Omi setzt höflichste Google-Suche aller Zeiten ab

Man sagt, Engländer*innen haben gute Manieren – manche auch gegenüber Suchmaschinen. Zumindest gilt das für diese 86 Jahre alte Großmutter.

Screenshot: @Push10BenTwitter / edited by ze.tt

Too polite to internet. Screenshot: @Push10BenTwitter / edited by ze.tt

Geübte Googler*innern wissen, wie sie mit der Suchmaschine umzugehen haben. Sie suchen mit Stichworten, setzen Ergebnisfilter oder verwenden Such-Operatoren. So kommen sie in Sekundenschnelle auf das gewünschte Ergebnis. Dass dabei viel Liebe und Höflichkeit verloren geht, ist irrelevant, weil die Suchanfragen schließlich kein echter Mensch beantwortet.

Genau das wusste die 86 Jahre alte May Ashworth aus Wigan in England nicht. Vergangenen Donnerstag hatte sie ein Anliegen, das Herr Google doch bitte für sie beantworten sollte. „Bitte übersetze diese römischen Ziffer mcmxcviii danke“ tippte sie in das Suchfeld.

Die Suchanfrage entdeckte ihr Enkel, Ben John. Er war gerade bei ihr zu Besuch, um Wäsche zu waschen, und wollte sich mit Surfen die Wartezeit verkürzen.

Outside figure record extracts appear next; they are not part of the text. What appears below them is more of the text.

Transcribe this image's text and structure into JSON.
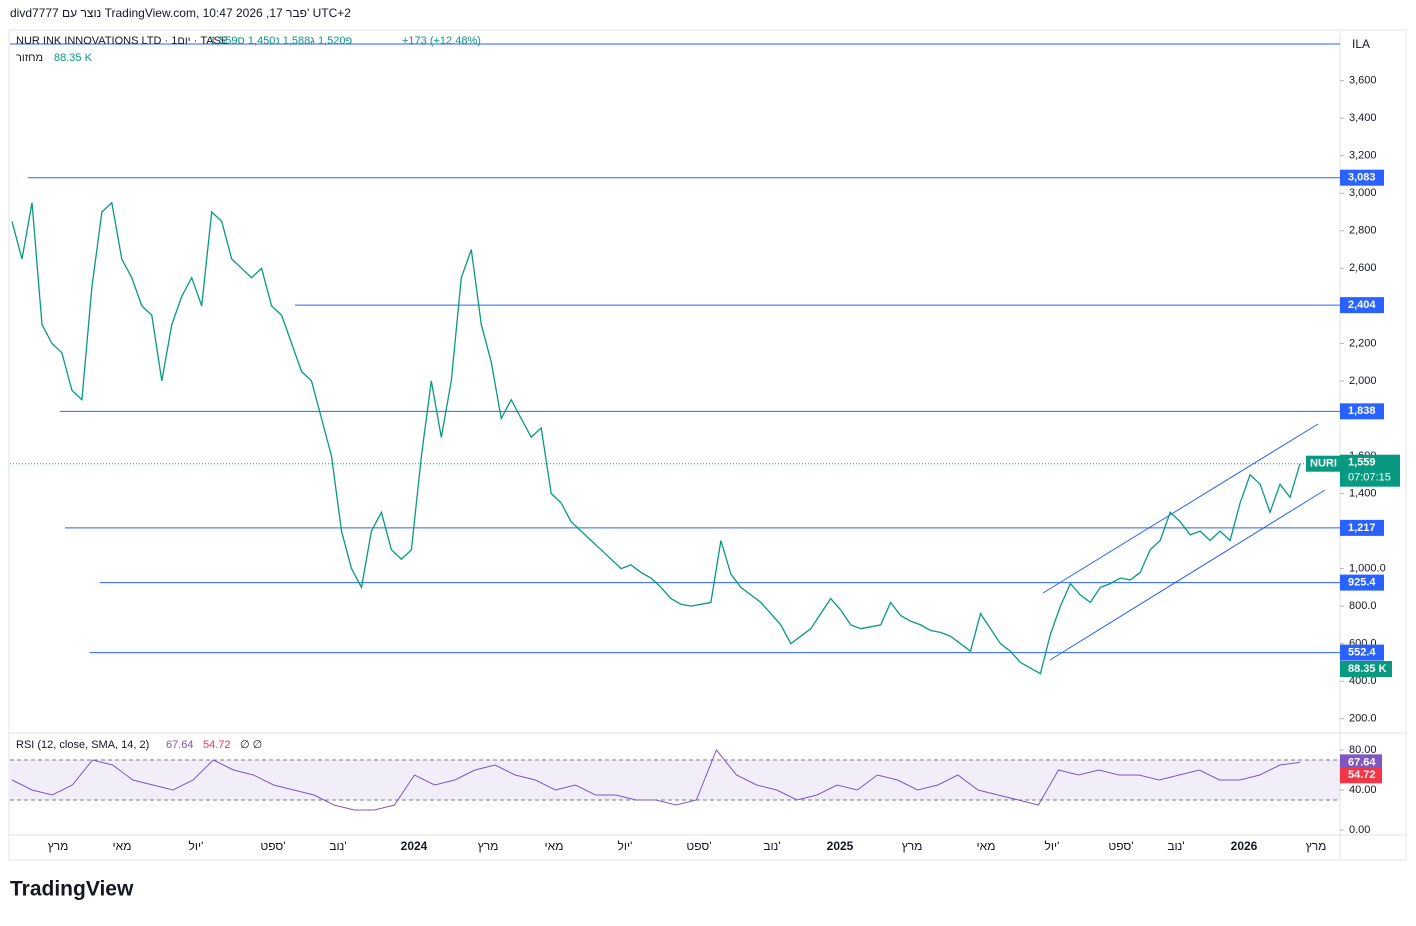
{
  "header": {
    "author_line": "divd7777 נוצר עם TradingView.com, 10:47 2026 ,17 פבר' UTC+2",
    "symbol": "NUR INK INNOVATIONS LTD · 1יום · TASE",
    "ohlc": "פ1,520 ג1,588 נ1,450 ס1,559",
    "change": "+173 (+12.48%)",
    "volume_label": "מחזור",
    "volume_value": "88.35 K",
    "currency": "ILA"
  },
  "chart_data": {
    "type": "line",
    "series": [
      {
        "name": "NURI",
        "color": "#089981",
        "values": [
          2850,
          2650,
          2950,
          2300,
          2200,
          2150,
          1950,
          1900,
          2500,
          2900,
          2950,
          2650,
          2550,
          2400,
          2350,
          2000,
          2300,
          2450,
          2550,
          2400,
          2900,
          2850,
          2650,
          2600,
          2550,
          2600,
          2400,
          2350,
          2200,
          2050,
          2000,
          1800,
          1600,
          1200,
          1000,
          900,
          1200,
          1300,
          1100,
          1050,
          1100,
          1600,
          2000,
          1700,
          2000,
          2550,
          2700,
          2300,
          2100,
          1800,
          1900,
          1800,
          1700,
          1750,
          1400,
          1350,
          1250,
          1200,
          1150,
          1100,
          1050,
          1000,
          1020,
          980,
          950,
          900,
          840,
          810,
          800,
          810,
          820,
          1150,
          970,
          900,
          860,
          820,
          760,
          700,
          600,
          640,
          680,
          760,
          840,
          780,
          700,
          680,
          690,
          700,
          820,
          750,
          720,
          700,
          670,
          660,
          640,
          600,
          560,
          760,
          680,
          600,
          560,
          500,
          470,
          440,
          650,
          800,
          920,
          860,
          820,
          900,
          920,
          950,
          940,
          980,
          1100,
          1150,
          1300,
          1250,
          1180,
          1200,
          1150,
          1200,
          1150,
          1350,
          1500,
          1450,
          1300,
          1450,
          1380,
          1559
        ]
      }
    ],
    "ylim": [
      140,
      3870
    ],
    "yticks": [
      {
        "value": 200,
        "label": "200.0"
      },
      {
        "value": 400,
        "label": "400.0"
      },
      {
        "value": 600,
        "label": "600.0"
      },
      {
        "value": 800,
        "label": "800.0"
      },
      {
        "value": 1000,
        "label": "1,000.0"
      },
      {
        "value": 1400,
        "label": "1,400"
      },
      {
        "value": 1600,
        "label": "1,600"
      },
      {
        "value": 2000,
        "label": "2,000"
      },
      {
        "value": 2200,
        "label": "2,200"
      },
      {
        "value": 2600,
        "label": "2,600"
      },
      {
        "value": 2800,
        "label": "2,800"
      },
      {
        "value": 3000,
        "label": "3,000"
      },
      {
        "value": 3200,
        "label": "3,200"
      },
      {
        "value": 3400,
        "label": "3,400"
      },
      {
        "value": 3600,
        "label": "3,600"
      }
    ],
    "levels": [
      {
        "value": 3083,
        "label": "3,083"
      },
      {
        "value": 2404,
        "label": "2,404"
      },
      {
        "value": 1838,
        "label": "1,838"
      },
      {
        "value": 1217,
        "label": "1,217"
      },
      925.4,
      552.4
    ],
    "last_price": {
      "value": 1559,
      "label": "1,559"
    },
    "countdown": "07:07:15",
    "volume_last": "88.35 K",
    "time_labels": [
      "מרץ",
      "מאי",
      "יול'",
      "ספט'",
      "נוב'",
      "2024",
      "מרץ",
      "מאי",
      "יול'",
      "ספט'",
      "נוב'",
      "2025",
      "מרץ",
      "מאי",
      "יול'",
      "ספט'",
      "נוב'",
      "2026",
      "מרץ"
    ]
  },
  "rsi": {
    "type": "line",
    "title": "RSI (12, close, SMA, 14, 2)",
    "color": "#7e57c2",
    "values": [
      50,
      40,
      35,
      45,
      70,
      65,
      50,
      45,
      40,
      50,
      70,
      60,
      55,
      45,
      40,
      35,
      25,
      20,
      20,
      25,
      55,
      45,
      50,
      60,
      65,
      55,
      50,
      40,
      45,
      35,
      35,
      30,
      30,
      25,
      30,
      80,
      55,
      45,
      40,
      30,
      35,
      45,
      40,
      55,
      50,
      40,
      45,
      55,
      40,
      35,
      30,
      25,
      60,
      55,
      60,
      55,
      55,
      50,
      55,
      60,
      50,
      50,
      55,
      65,
      67.64
    ],
    "last": 67.64,
    "sma_last": 54.72,
    "sma_color": "#f23645",
    "na": "∅ ∅",
    "bands": [
      30,
      70
    ],
    "ylim": [
      -5,
      95
    ],
    "yticks": [
      {
        "value": 0,
        "label": "0.00"
      },
      {
        "value": 40,
        "label": "40.00"
      },
      {
        "value": 80,
        "label": "80.00"
      }
    ]
  },
  "footer": {
    "brand": "TradingView"
  }
}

Er fand Mays Frage so lustig, dass er ein Foto schoss und es auf Twitter teilte. Die Community verliebte sich sofort: Der Tweet wurde bis heute fast 16.000 mal geteilt und 24.000 mal geliket.

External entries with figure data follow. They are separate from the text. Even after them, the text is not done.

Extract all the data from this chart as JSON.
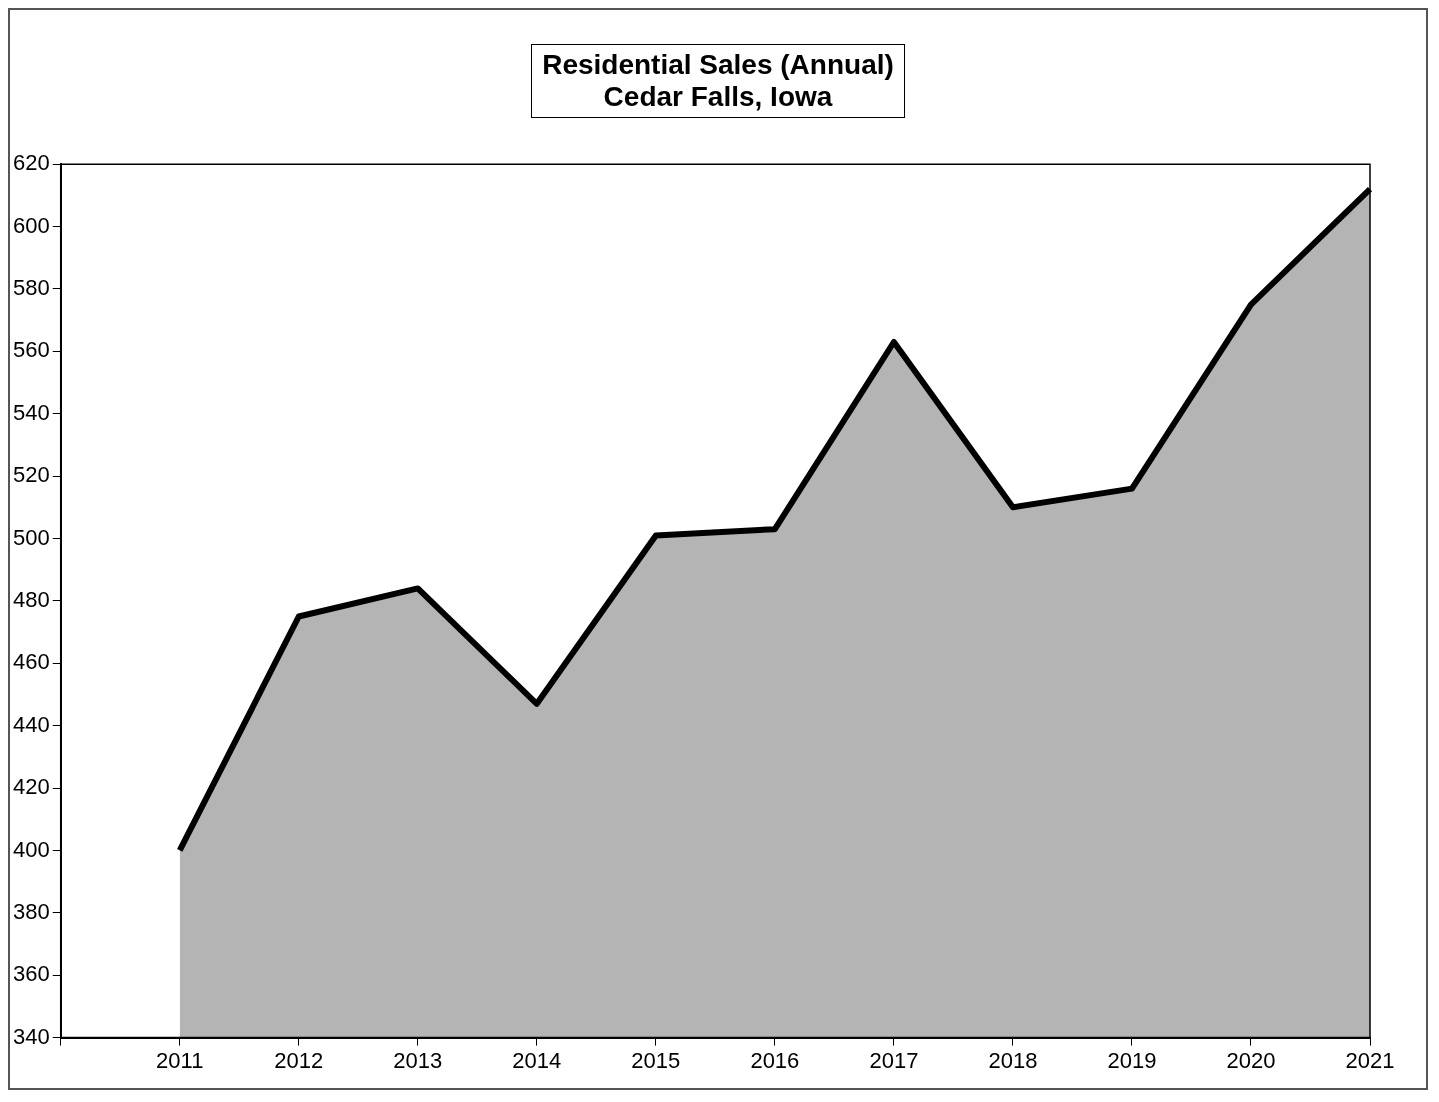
{
  "chart_data": {
    "type": "area",
    "title": "Residential Sales (Annual)\nCedar Falls, Iowa",
    "categories": [
      null,
      "2011",
      "2012",
      "2013",
      "2014",
      "2015",
      "2016",
      "2017",
      "2018",
      "2019",
      "2020",
      "2021"
    ],
    "series": [
      {
        "color": "#b4b4b4",
        "values": [
          null,
          400,
          475,
          484,
          447,
          501,
          503,
          563,
          510,
          516,
          575,
          612
        ]
      }
    ],
    "ylim": [
      340,
      620
    ],
    "yticks": [
      340,
      360,
      380,
      400,
      420,
      440,
      460,
      480,
      500,
      520,
      540,
      560,
      580,
      600,
      620
    ],
    "grid": false,
    "legend": false
  }
}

Auch Google selbst bekam den Tumult mit und antwortete eine Woche später mit dem recht lahmen Tweet: „Liebe Großmutter. Ein Dank ist nicht notwendig. Hochachtungsvoll, Google“.

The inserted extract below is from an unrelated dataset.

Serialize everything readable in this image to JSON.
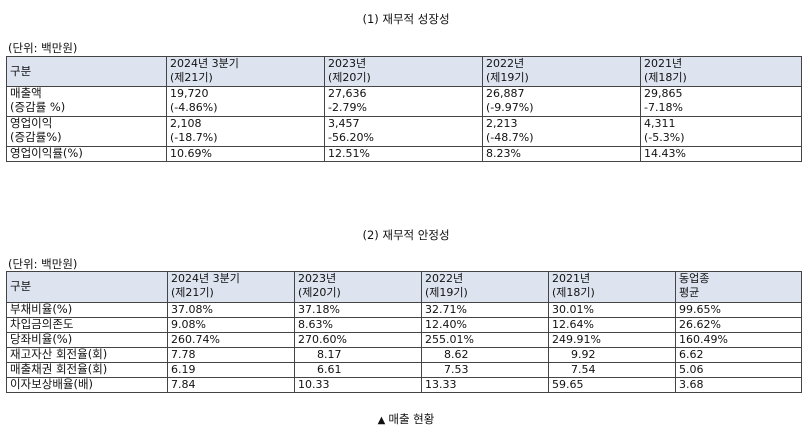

Ein paar Stunden später schob Google UK dann noch einen sympathischen Tweet nach: „Liebe Omi von Ben. Hoffentlich geht es dir gut. In einer Welt von Milliarden von Suchanfragen hat uns deine zum Lächeln gebracht. Oh, und die Antwort ist 1998.“

Der BBC erzählte Ben den Grund, warum seine Oma so höflich zur Google-Suche war: Sie dachte, dass tatsächlich ein Mensch am anderen Ende der Leitung – in Googles Unternehmenszentrale – sitzt und in Echtzeit die Suchanfragen abarbeitet. Sie hatte die Hoffnung, mit Höflichkeit würde ihre Frage vielleicht schneller beantwortet werden. Ben twitterte noch am selben Tag ein Foto von sich und seiner berühmten Oma.